Dean has for this special event written three new songs (all performed here) including the very reflective “Hayride” and it is another song in his classic self-penned style. The Felsons as friends and individuals have, as we all have, experienced as many highs and lows in their lives, and it is this odd balancing of the scales of life, this weighing every triumph on one side with tragedy on the other side that Dean has the ability to express in words that touch so many of us. It would be interesting to hopefully hear soon some new Felsons songs as the passing of time and experiences will have left so many new avenues of personal emotions for them to explore as musicians. Who knows, somewhere in the band there is that “The Rise and Fall of Eddie Felson” album just somewhere out there waiting to be written.
Dean Owens of course could not get away from performing some of his own solo works and “The Man From Leith” simply had to be in this set. More than a few musical surprises along the way too from the opening acapella version of The Beatles “Nowhere Man” to a return towards the end of the show and the band’s country blues/rockabilly roots with a great performance of the Elvis classic “Hound Dog” complete with an audience wondering if the poor old souls will get back up from the floor again without serious injury to themselves.

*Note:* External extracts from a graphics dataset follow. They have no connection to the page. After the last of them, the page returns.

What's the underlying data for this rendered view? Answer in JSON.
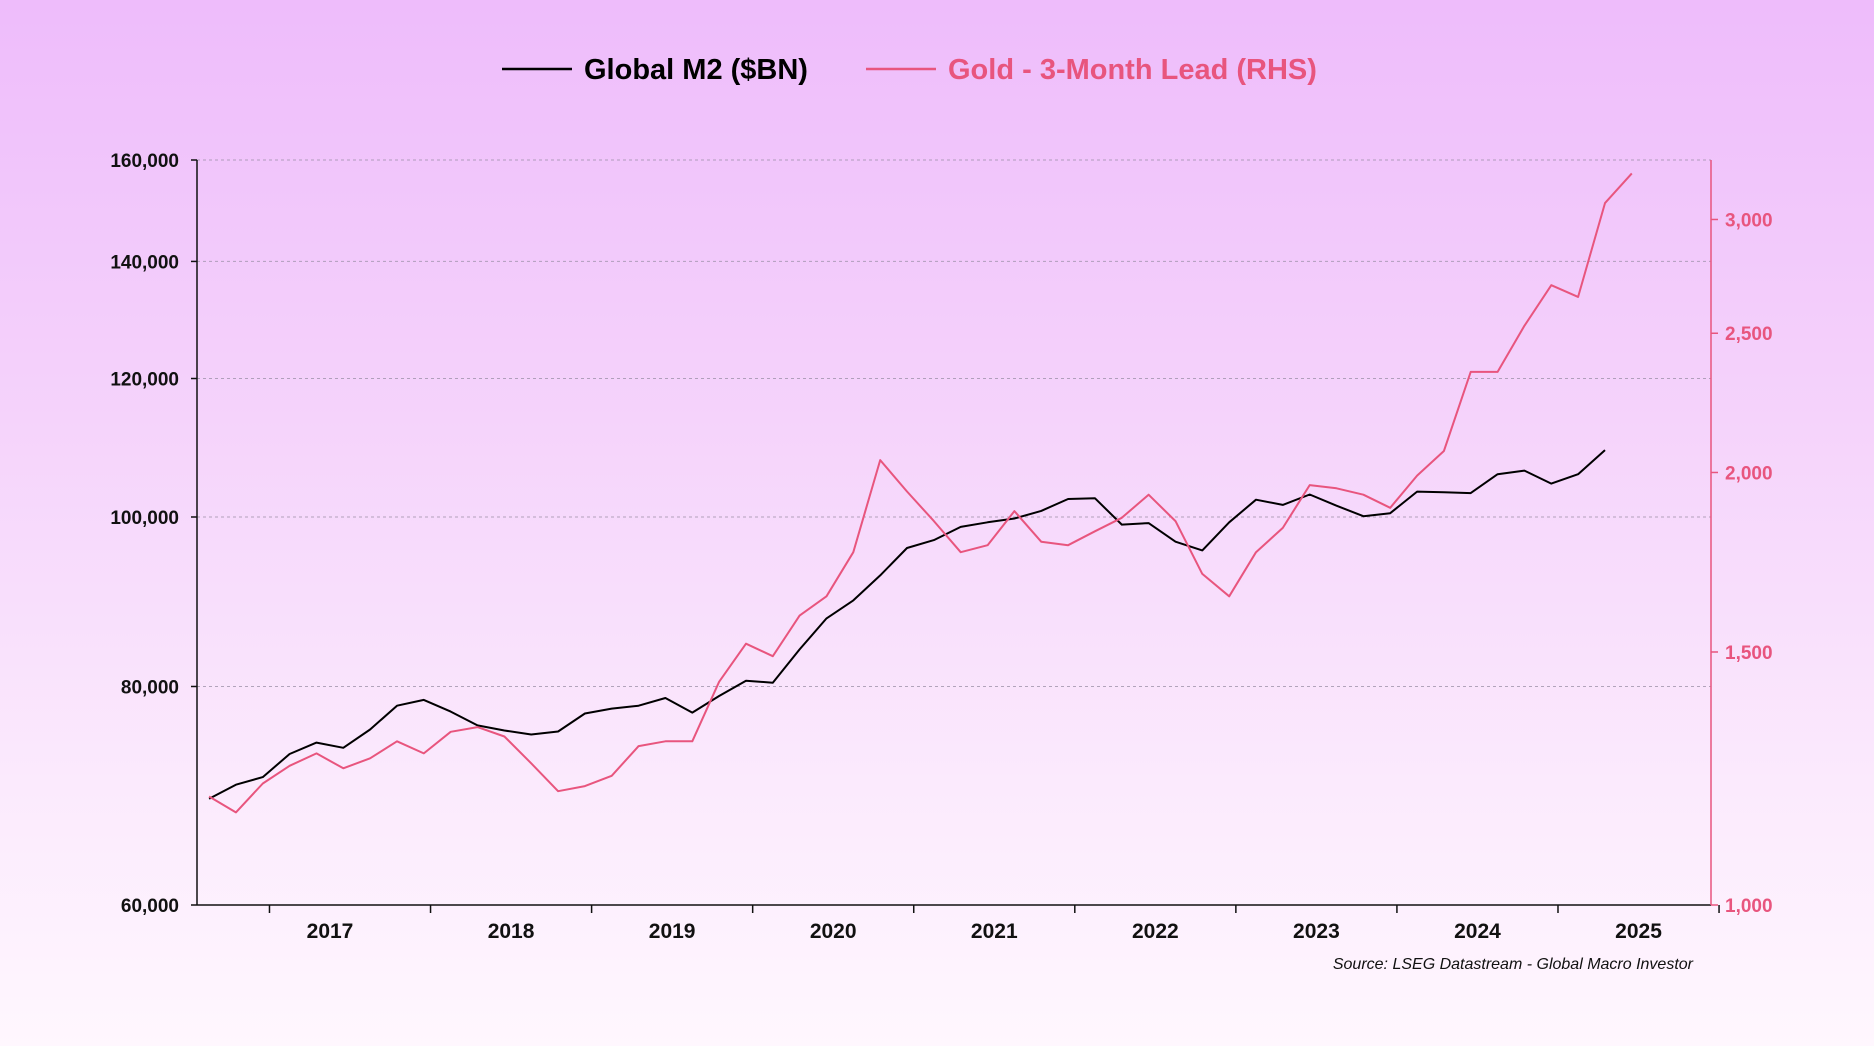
{
  "chart_data": {
    "type": "line",
    "title": "",
    "source": "Source: LSEG Datastream - Global Macro Investor",
    "legend_position": "top-center",
    "grid": true,
    "x_ticks": [
      "2017",
      "2018",
      "2019",
      "2020",
      "2021",
      "2022",
      "2023",
      "2024",
      "2025"
    ],
    "y_left": {
      "scale": "log",
      "ylim": [
        60000,
        160000
      ],
      "ticks": [
        60000,
        80000,
        100000,
        120000,
        140000,
        160000
      ],
      "tick_labels": [
        "60,000",
        "80,000",
        "100,000",
        "120,000",
        "140,000",
        "160,000"
      ]
    },
    "y_right": {
      "scale": "log",
      "ylim": [
        1000,
        3300
      ],
      "ticks": [
        1000,
        1500,
        2000,
        2500,
        3000
      ],
      "tick_labels": [
        "1,000",
        "1,500",
        "2,000",
        "2,500",
        "3,000"
      ]
    },
    "series": [
      {
        "name": "Global M2 ($BN)",
        "axis": "left",
        "color": "#000000",
        "points": [
          [
            "2016-08",
            69000
          ],
          [
            "2016-10",
            70300
          ],
          [
            "2016-12",
            71000
          ],
          [
            "2017-02",
            73200
          ],
          [
            "2017-04",
            74300
          ],
          [
            "2017-06",
            73800
          ],
          [
            "2017-08",
            75600
          ],
          [
            "2017-10",
            78000
          ],
          [
            "2017-12",
            78600
          ],
          [
            "2018-02",
            77400
          ],
          [
            "2018-04",
            76000
          ],
          [
            "2018-06",
            75500
          ],
          [
            "2018-08",
            75100
          ],
          [
            "2018-10",
            75400
          ],
          [
            "2018-12",
            77200
          ],
          [
            "2019-02",
            77700
          ],
          [
            "2019-04",
            78000
          ],
          [
            "2019-06",
            78800
          ],
          [
            "2019-08",
            77300
          ],
          [
            "2019-10",
            79000
          ],
          [
            "2019-12",
            80600
          ],
          [
            "2020-02",
            80400
          ],
          [
            "2020-04",
            84000
          ],
          [
            "2020-06",
            87500
          ],
          [
            "2020-08",
            89600
          ],
          [
            "2020-10",
            92600
          ],
          [
            "2020-12",
            96000
          ],
          [
            "2021-02",
            97000
          ],
          [
            "2021-04",
            98700
          ],
          [
            "2021-06",
            99300
          ],
          [
            "2021-08",
            99800
          ],
          [
            "2021-10",
            100800
          ],
          [
            "2021-12",
            102400
          ],
          [
            "2022-02",
            102500
          ],
          [
            "2022-04",
            99000
          ],
          [
            "2022-06",
            99200
          ],
          [
            "2022-08",
            96800
          ],
          [
            "2022-10",
            95700
          ],
          [
            "2022-12",
            99300
          ],
          [
            "2023-02",
            102300
          ],
          [
            "2023-04",
            101600
          ],
          [
            "2023-06",
            103000
          ],
          [
            "2023-08",
            101500
          ],
          [
            "2023-10",
            100100
          ],
          [
            "2023-12",
            100500
          ],
          [
            "2024-02",
            103400
          ],
          [
            "2024-04",
            103300
          ],
          [
            "2024-06",
            103200
          ],
          [
            "2024-08",
            105800
          ],
          [
            "2024-10",
            106300
          ],
          [
            "2024-12",
            104500
          ],
          [
            "2025-02",
            105800
          ],
          [
            "2025-04",
            109200
          ]
        ]
      },
      {
        "name": "Gold - 3-Month Lead (RHS)",
        "axis": "right",
        "color": "#e8557e",
        "points": [
          [
            "2016-08",
            1190
          ],
          [
            "2016-10",
            1160
          ],
          [
            "2016-12",
            1215
          ],
          [
            "2017-02",
            1250
          ],
          [
            "2017-04",
            1275
          ],
          [
            "2017-06",
            1245
          ],
          [
            "2017-08",
            1265
          ],
          [
            "2017-10",
            1300
          ],
          [
            "2017-12",
            1275
          ],
          [
            "2018-02",
            1320
          ],
          [
            "2018-04",
            1330
          ],
          [
            "2018-06",
            1310
          ],
          [
            "2018-08",
            1255
          ],
          [
            "2018-10",
            1200
          ],
          [
            "2018-12",
            1210
          ],
          [
            "2019-02",
            1230
          ],
          [
            "2019-04",
            1290
          ],
          [
            "2019-06",
            1300
          ],
          [
            "2019-08",
            1300
          ],
          [
            "2019-10",
            1430
          ],
          [
            "2019-12",
            1520
          ],
          [
            "2020-02",
            1490
          ],
          [
            "2020-04",
            1590
          ],
          [
            "2020-06",
            1640
          ],
          [
            "2020-08",
            1760
          ],
          [
            "2020-10",
            2040
          ],
          [
            "2020-12",
            1940
          ],
          [
            "2021-02",
            1850
          ],
          [
            "2021-04",
            1760
          ],
          [
            "2021-06",
            1780
          ],
          [
            "2021-08",
            1880
          ],
          [
            "2021-10",
            1790
          ],
          [
            "2021-12",
            1780
          ],
          [
            "2022-02",
            1820
          ],
          [
            "2022-04",
            1860
          ],
          [
            "2022-06",
            1930
          ],
          [
            "2022-08",
            1850
          ],
          [
            "2022-10",
            1700
          ],
          [
            "2022-12",
            1640
          ],
          [
            "2023-02",
            1760
          ],
          [
            "2023-04",
            1830
          ],
          [
            "2023-06",
            1960
          ],
          [
            "2023-08",
            1950
          ],
          [
            "2023-10",
            1930
          ],
          [
            "2023-12",
            1890
          ],
          [
            "2024-02",
            1990
          ],
          [
            "2024-04",
            2070
          ],
          [
            "2024-06",
            2350
          ],
          [
            "2024-08",
            2350
          ],
          [
            "2024-10",
            2530
          ],
          [
            "2024-12",
            2700
          ],
          [
            "2025-02",
            2650
          ],
          [
            "2025-04",
            3080
          ],
          [
            "2025-06",
            3230
          ]
        ]
      }
    ]
  }
}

A rock’n’roll classic, but for me the original Big Mama Thornton version with the original lyrics (that Elvis changed for the worse) will always be the one for me.
It has been a long journey for everyone in the band to where they are at tonight, and perhaps time in this review to reflect that no one ever walks life’s paths alone and that family and friends need to be there with them too. Also, any band/musician needs one extra person, a very good manager who is always there working away for them, unseen behind the music. For Dean Owens, that very special manager is the lovely Morag Neil.
Live music does not happen on its own without a lot of work, organisation and planning from a lot of people, and a night like this one makes you appreciate just how important an organisation like Soundhouse is to our local music scene with regular Monday night events at The Traverse and events at other venues. So, a festive thank you to Douglas, Jane-Ann and everyone at Soundhouse for their hard work all year round in bringing live music to us all.